A program decades in the making,
the Community High School of Vermont
operates from within 17 correctional facilities across the state and includes more than 3,500 registered students, making it the state's largest high school even though it's run by the Department of Corrections and does not operate from a central location. While it has no standard schedule and doesn't assign letter grades to students, it requires the same number of credits as ordinary public schools and includes hundreds of devoted staff members (the vast majority of them volunteers) who are willing to dedicate invaluable personal time to each student. No hard statistics exist to clarify the success rate of the system, but it recently received accreditation from the New England Association of Schools (NEAS). This official validation places it in the same class as more conventional, better-known private high schools in the northeast.
One of the deadliest loopholes of the American prison system is the lack of attention paid to young people facing parole and re-entry into the outside world. Without a high school diploma or chances of pursuing a college education, these teens and young adults have almost no traditional prospects for success.
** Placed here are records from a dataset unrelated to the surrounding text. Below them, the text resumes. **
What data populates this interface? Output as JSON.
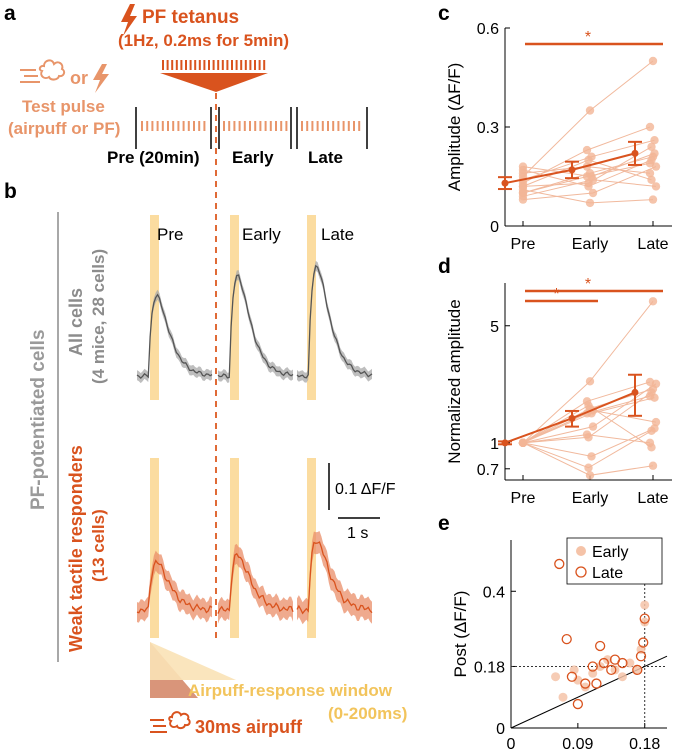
{
  "panel_letters": {
    "a": "a",
    "b": "b",
    "c": "c",
    "d": "d",
    "e": "e"
  },
  "panel_a": {
    "tetanus_title": "PF tetanus",
    "tetanus_params": "(1Hz, 0.2ms for 5min)",
    "test_or": "or",
    "test_pulse_line1": "Test pulse",
    "test_pulse_line2": "(airpuff or PF)",
    "phases": [
      "Pre (20min)",
      "Early",
      "Late"
    ]
  },
  "panel_b": {
    "side_label": "PF-potentiated cells",
    "group1_line1": "All cells",
    "group1_line2": "(4 mice, 28 cells)",
    "group2_line1": "Weak tactile responders",
    "group2_line2": "(13 cells)",
    "trace_titles": [
      "Pre",
      "Early",
      "Late"
    ],
    "scale_y": "0.1 ΔF/F",
    "scale_x": "1 s",
    "window_label_line1": "Airpuff-response window",
    "window_label_line2": "(0-200ms)",
    "airpuff_label": "30ms airpuff"
  },
  "colors": {
    "orange": "#d9531e",
    "light_orange": "#e8a07a",
    "gray": "#8c8c8c",
    "yellow": "#f7d48a",
    "band": "#fbdca0"
  },
  "chart_data": [
    {
      "panel": "c",
      "type": "scatter",
      "ylabel": "Amplitude (ΔF/F)",
      "categories": [
        "Pre",
        "Early",
        "Late"
      ],
      "yticks": [
        "0",
        "0.3",
        "0.6"
      ],
      "ylim": [
        0,
        0.6
      ],
      "mean": [
        0.13,
        0.17,
        0.22
      ],
      "error": [
        0.018,
        0.025,
        0.035
      ],
      "cells": [
        [
          0.1,
          0.15,
          0.19
        ],
        [
          0.12,
          0.2,
          0.14
        ],
        [
          0.15,
          0.35,
          0.5
        ],
        [
          0.18,
          0.15,
          0.22
        ],
        [
          0.08,
          0.1,
          0.18
        ],
        [
          0.13,
          0.23,
          0.3
        ],
        [
          0.17,
          0.12,
          0.2
        ],
        [
          0.11,
          0.07,
          0.08
        ],
        [
          0.14,
          0.21,
          0.26
        ],
        [
          0.09,
          0.14,
          0.12
        ],
        [
          0.16,
          0.18,
          0.16
        ],
        [
          0.12,
          0.13,
          0.24
        ],
        [
          0.1,
          0.16,
          0.21
        ]
      ],
      "significance": [
        {
          "from": "Pre",
          "to": "Late",
          "label": "*"
        }
      ]
    },
    {
      "panel": "d",
      "type": "scatter",
      "ylabel": "Normalized amplitude",
      "categories": [
        "Pre",
        "Early",
        "Late"
      ],
      "yscale": "log",
      "yticks": [
        "0.7",
        "1",
        "5"
      ],
      "ylim": [
        0.6,
        9
      ],
      "mean": [
        1.0,
        1.4,
        2.0
      ],
      "error": [
        0.02,
        0.15,
        0.55
      ],
      "cells": [
        [
          1,
          1.5,
          1.9
        ],
        [
          1,
          1.67,
          0.94
        ],
        [
          1,
          2.33,
          7.0
        ],
        [
          1,
          0.83,
          1.22
        ],
        [
          1,
          1.25,
          2.25
        ],
        [
          1,
          1.77,
          2.31
        ],
        [
          1,
          0.71,
          1.18
        ],
        [
          1,
          0.64,
          0.73
        ],
        [
          1,
          1.5,
          1.86
        ],
        [
          1,
          1.56,
          1.33
        ],
        [
          1,
          1.12,
          1.0
        ],
        [
          1,
          1.08,
          2.0
        ],
        [
          1,
          1.6,
          2.1
        ]
      ],
      "significance": [
        {
          "from": "Pre",
          "to": "Early",
          "label": "*"
        },
        {
          "from": "Pre",
          "to": "Late",
          "label": "*"
        }
      ]
    },
    {
      "panel": "e",
      "type": "scatter",
      "xlabel": "Pre (ΔF/F)",
      "ylabel": "Post (ΔF/F)",
      "xticks": [
        "0",
        "0.09",
        "0.18"
      ],
      "yticks": [
        "0",
        "0.18",
        "0.4"
      ],
      "xlim": [
        0,
        0.21
      ],
      "ylim": [
        0,
        0.55
      ],
      "threshold": 0.18,
      "legend": [
        "Early",
        "Late"
      ],
      "series": [
        {
          "name": "Early",
          "x": [
            0.06,
            0.07,
            0.085,
            0.09,
            0.1,
            0.11,
            0.12,
            0.13,
            0.14,
            0.15,
            0.16,
            0.17,
            0.175,
            0.18,
            0.18
          ],
          "y": [
            0.15,
            0.09,
            0.17,
            0.14,
            0.12,
            0.16,
            0.18,
            0.2,
            0.17,
            0.15,
            0.19,
            0.17,
            0.23,
            0.31,
            0.36
          ]
        },
        {
          "name": "Late",
          "x": [
            0.065,
            0.075,
            0.082,
            0.09,
            0.1,
            0.11,
            0.115,
            0.12,
            0.125,
            0.135,
            0.14,
            0.15,
            0.17,
            0.175,
            0.178,
            0.18
          ],
          "y": [
            0.48,
            0.26,
            0.15,
            0.07,
            0.13,
            0.18,
            0.13,
            0.24,
            0.19,
            0.17,
            0.2,
            0.19,
            0.17,
            0.21,
            0.25,
            0.32
          ]
        }
      ]
    }
  ]
}
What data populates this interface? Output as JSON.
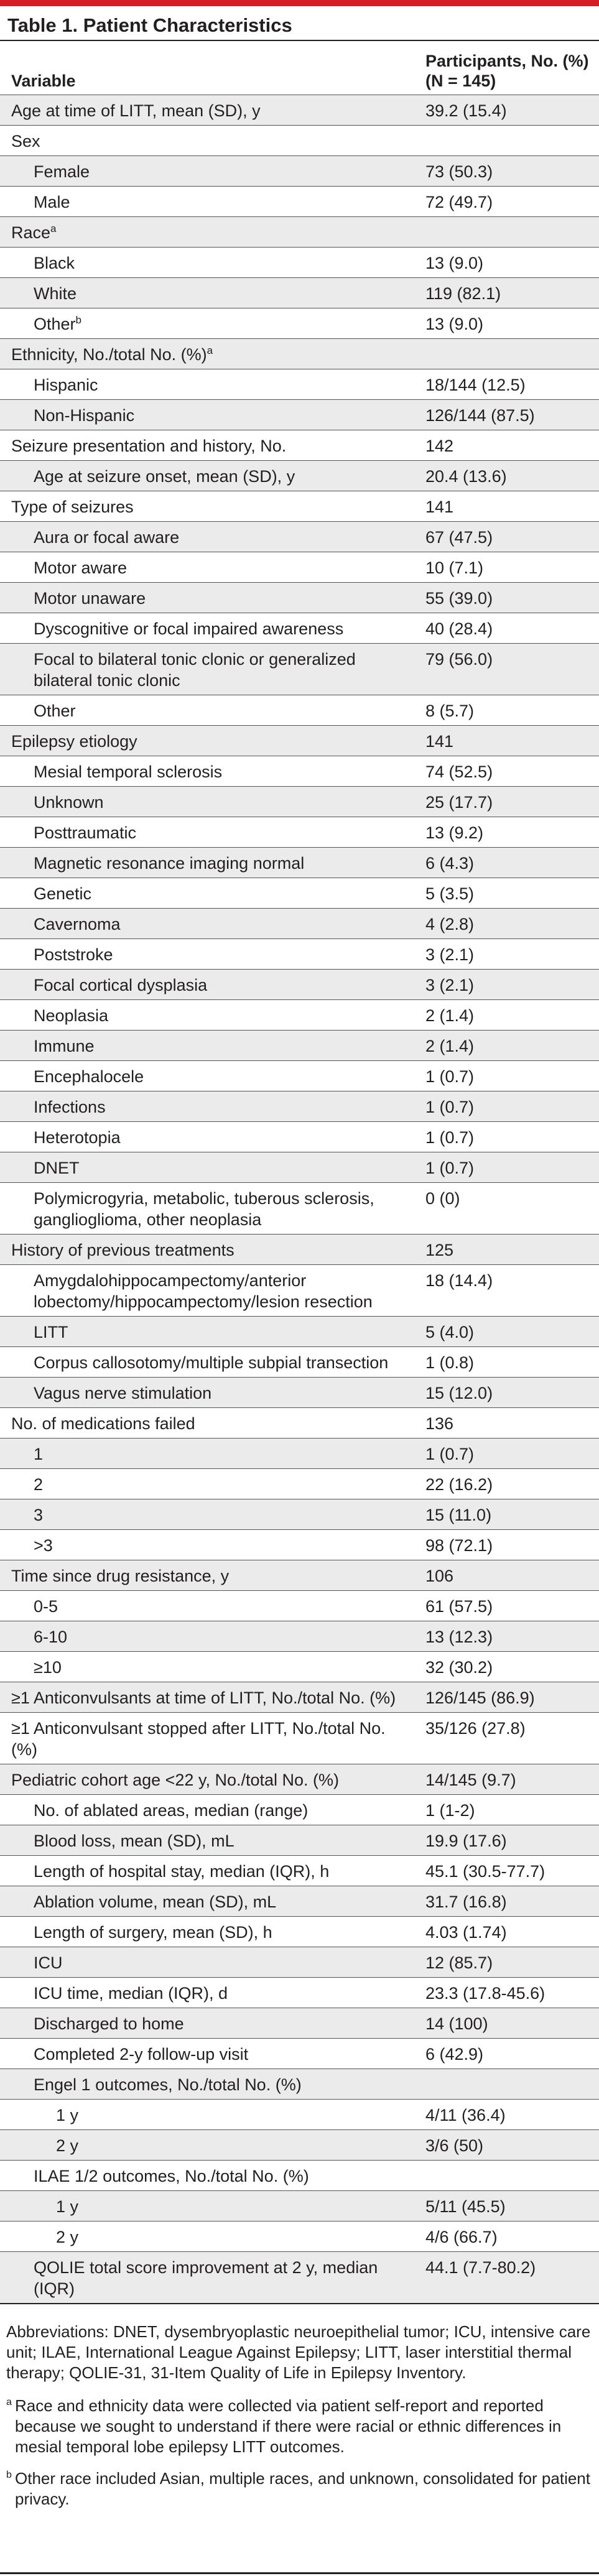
{
  "title": "Table 1. Patient Characteristics",
  "columns": {
    "variable": "Variable",
    "participants": "Participants, No. (%) (N = 145)"
  },
  "rows": [
    {
      "label": "Age at time of LITT, mean (SD), y",
      "value": "39.2 (15.4)",
      "indent": 0
    },
    {
      "label": "Sex",
      "value": "",
      "indent": 0
    },
    {
      "label": "Female",
      "value": "73 (50.3)",
      "indent": 1
    },
    {
      "label": "Male",
      "value": "72 (49.7)",
      "indent": 1
    },
    {
      "label": "Race",
      "sup": "a",
      "value": "",
      "indent": 0
    },
    {
      "label": "Black",
      "value": "13 (9.0)",
      "indent": 1
    },
    {
      "label": "White",
      "value": "119 (82.1)",
      "indent": 1
    },
    {
      "label": "Other",
      "sup": "b",
      "value": "13 (9.0)",
      "indent": 1
    },
    {
      "label": "Ethnicity, No./total No. (%)",
      "sup": "a",
      "value": "",
      "indent": 0
    },
    {
      "label": "Hispanic",
      "value": "18/144 (12.5)",
      "indent": 1
    },
    {
      "label": "Non-Hispanic",
      "value": "126/144 (87.5)",
      "indent": 1
    },
    {
      "label": "Seizure presentation and history, No.",
      "value": "142",
      "indent": 0
    },
    {
      "label": "Age at seizure onset, mean (SD), y",
      "value": "20.4 (13.6)",
      "indent": 1
    },
    {
      "label": "Type of seizures",
      "value": "141",
      "indent": 0
    },
    {
      "label": "Aura or focal aware",
      "value": "67 (47.5)",
      "indent": 1
    },
    {
      "label": "Motor aware",
      "value": "10 (7.1)",
      "indent": 1
    },
    {
      "label": "Motor unaware",
      "value": "55 (39.0)",
      "indent": 1
    },
    {
      "label": "Dyscognitive or focal impaired awareness",
      "value": "40 (28.4)",
      "indent": 1
    },
    {
      "label": "Focal to bilateral tonic clonic or generalized bilateral tonic clonic",
      "value": "79 (56.0)",
      "indent": 1
    },
    {
      "label": "Other",
      "value": "8 (5.7)",
      "indent": 1
    },
    {
      "label": "Epilepsy etiology",
      "value": "141",
      "indent": 0
    },
    {
      "label": "Mesial temporal sclerosis",
      "value": "74 (52.5)",
      "indent": 1
    },
    {
      "label": "Unknown",
      "value": "25 (17.7)",
      "indent": 1
    },
    {
      "label": "Posttraumatic",
      "value": "13 (9.2)",
      "indent": 1
    },
    {
      "label": "Magnetic resonance imaging normal",
      "value": "6 (4.3)",
      "indent": 1
    },
    {
      "label": "Genetic",
      "value": "5 (3.5)",
      "indent": 1
    },
    {
      "label": "Cavernoma",
      "value": "4 (2.8)",
      "indent": 1
    },
    {
      "label": "Poststroke",
      "value": "3 (2.1)",
      "indent": 1
    },
    {
      "label": "Focal cortical dysplasia",
      "value": "3 (2.1)",
      "indent": 1
    },
    {
      "label": "Neoplasia",
      "value": "2 (1.4)",
      "indent": 1
    },
    {
      "label": "Immune",
      "value": "2 (1.4)",
      "indent": 1
    },
    {
      "label": "Encephalocele",
      "value": "1 (0.7)",
      "indent": 1
    },
    {
      "label": "Infections",
      "value": "1 (0.7)",
      "indent": 1
    },
    {
      "label": "Heterotopia",
      "value": "1 (0.7)",
      "indent": 1
    },
    {
      "label": "DNET",
      "value": "1 (0.7)",
      "indent": 1
    },
    {
      "label": "Polymicrogyria, metabolic, tuberous sclerosis, ganglioglioma, other neoplasia",
      "value": "0 (0)",
      "indent": 1
    },
    {
      "label": "History of previous treatments",
      "value": "125",
      "indent": 0
    },
    {
      "label": "Amygdalohippocampectomy/anterior lobectomy/hippocampectomy/lesion resection",
      "value": "18 (14.4)",
      "indent": 1
    },
    {
      "label": "LITT",
      "value": "5 (4.0)",
      "indent": 1
    },
    {
      "label": "Corpus callosotomy/multiple subpial transection",
      "value": "1 (0.8)",
      "indent": 1
    },
    {
      "label": "Vagus nerve stimulation",
      "value": "15 (12.0)",
      "indent": 1
    },
    {
      "label": "No. of medications failed",
      "value": "136",
      "indent": 0
    },
    {
      "label": "1",
      "value": "1 (0.7)",
      "indent": 1
    },
    {
      "label": "2",
      "value": "22 (16.2)",
      "indent": 1
    },
    {
      "label": "3",
      "value": "15 (11.0)",
      "indent": 1
    },
    {
      "label": ">3",
      "value": "98 (72.1)",
      "indent": 1
    },
    {
      "label": "Time since drug resistance, y",
      "value": "106",
      "indent": 0
    },
    {
      "label": "0-5",
      "value": "61 (57.5)",
      "indent": 1
    },
    {
      "label": "6-10",
      "value": "13 (12.3)",
      "indent": 1
    },
    {
      "label": "≥10",
      "value": "32 (30.2)",
      "indent": 1
    },
    {
      "label": "≥1 Anticonvulsants at time of LITT, No./total No. (%)",
      "value": "126/145 (86.9)",
      "indent": 0
    },
    {
      "label": "≥1 Anticonvulsant stopped after LITT, No./total No. (%)",
      "value": "35/126 (27.8)",
      "indent": 0
    },
    {
      "label": "Pediatric cohort age <22 y, No./total No. (%)",
      "value": "14/145 (9.7)",
      "indent": 0
    },
    {
      "label": "No. of ablated areas, median (range)",
      "value": "1 (1-2)",
      "indent": 1
    },
    {
      "label": "Blood loss, mean (SD), mL",
      "value": "19.9 (17.6)",
      "indent": 1
    },
    {
      "label": "Length of hospital stay, median (IQR), h",
      "value": "45.1 (30.5-77.7)",
      "indent": 1
    },
    {
      "label": "Ablation volume, mean (SD), mL",
      "value": "31.7 (16.8)",
      "indent": 1
    },
    {
      "label": "Length of surgery, mean (SD), h",
      "value": "4.03 (1.74)",
      "indent": 1
    },
    {
      "label": "ICU",
      "value": "12 (85.7)",
      "indent": 1
    },
    {
      "label": "ICU time, median (IQR), d",
      "value": "23.3 (17.8-45.6)",
      "indent": 1
    },
    {
      "label": "Discharged to home",
      "value": "14 (100)",
      "indent": 1
    },
    {
      "label": "Completed 2-y follow-up visit",
      "value": "6 (42.9)",
      "indent": 1
    },
    {
      "label": "Engel 1 outcomes, No./total No. (%)",
      "value": "",
      "indent": 1
    },
    {
      "label": "1 y",
      "value": "4/11 (36.4)",
      "indent": 2
    },
    {
      "label": "2 y",
      "value": "3/6 (50)",
      "indent": 2
    },
    {
      "label": "ILAE 1/2 outcomes, No./total No. (%)",
      "value": "",
      "indent": 1
    },
    {
      "label": "1 y",
      "value": "5/11 (45.5)",
      "indent": 2
    },
    {
      "label": "2 y",
      "value": "4/6 (66.7)",
      "indent": 2
    },
    {
      "label": "QOLIE total score improvement at 2 y, median (IQR)",
      "value": "44.1 (7.7-80.2)",
      "indent": 1
    }
  ],
  "abbreviations": "Abbreviations: DNET, dysembryoplastic neuroepithelial tumor; ICU, intensive care unit; ILAE, International League Against Epilepsy; LITT, laser interstitial thermal therapy; QOLIE-31, 31-Item Quality of Life in Epilepsy Inventory.",
  "footnotes": [
    {
      "mark": "a",
      "text": "Race and ethnicity data were collected via patient self-report and reported because we sought to understand if there were racial or ethnic differences in mesial temporal lobe epilepsy LITT outcomes."
    },
    {
      "mark": "b",
      "text": "Other race included Asian, multiple races, and unknown, consolidated for patient privacy."
    }
  ]
}
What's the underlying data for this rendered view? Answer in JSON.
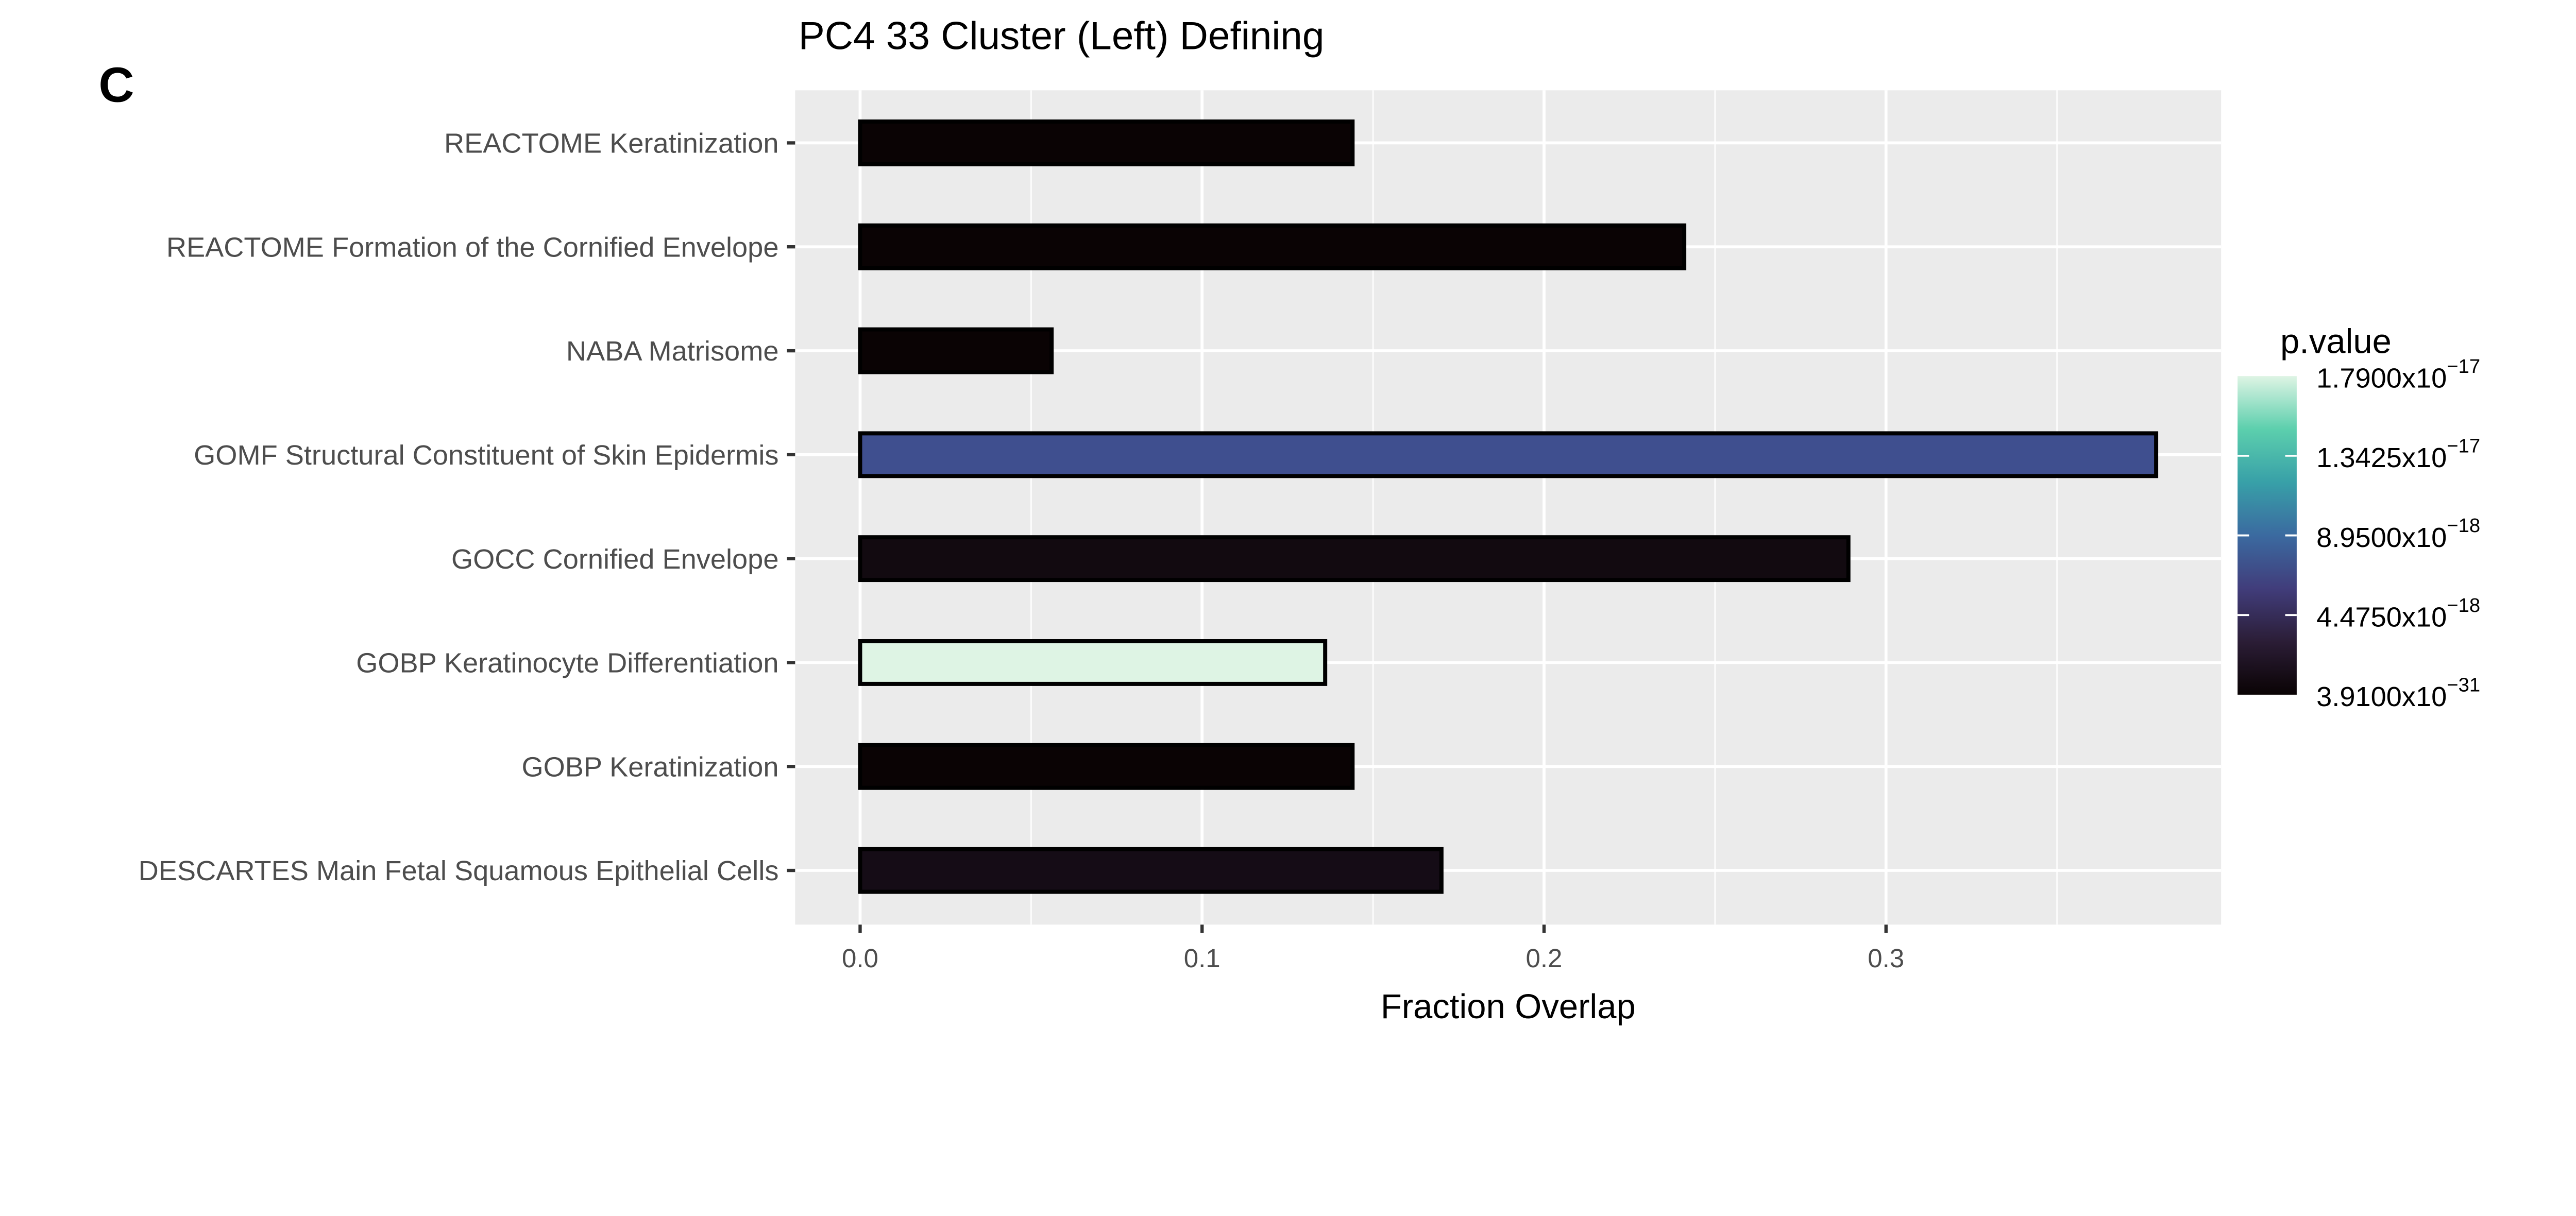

The problem is well-documented, and an overwhelming number of students involved in Vermont's program told interviewers that no one had ever taken any real interest in their educations.
While there are certainly a large number of inmates disinterested or frustrated by the program, the greatest measure of the its effectiveness is the number of students who told visiting NEAS representatives that they had become more interested in learning thanks to the CHSV. The school also has numerous local offices around the state where students who are no longer incarcerated can continue their educations, and a surprising number are taking advantage of the opportunity. While the program is not perfect, its aims are noble and its successes encouraging. The vast majority of
American inmates are uneducated and altogether unprepared
for success outside outside of prison. Large-scale restructuring of the prison education system in our country should be a top priority if we want to reduce overall crime and lower our depressing recidivism rates. Other states would do well to pay close attention to Vermont's admirable example and follow suit.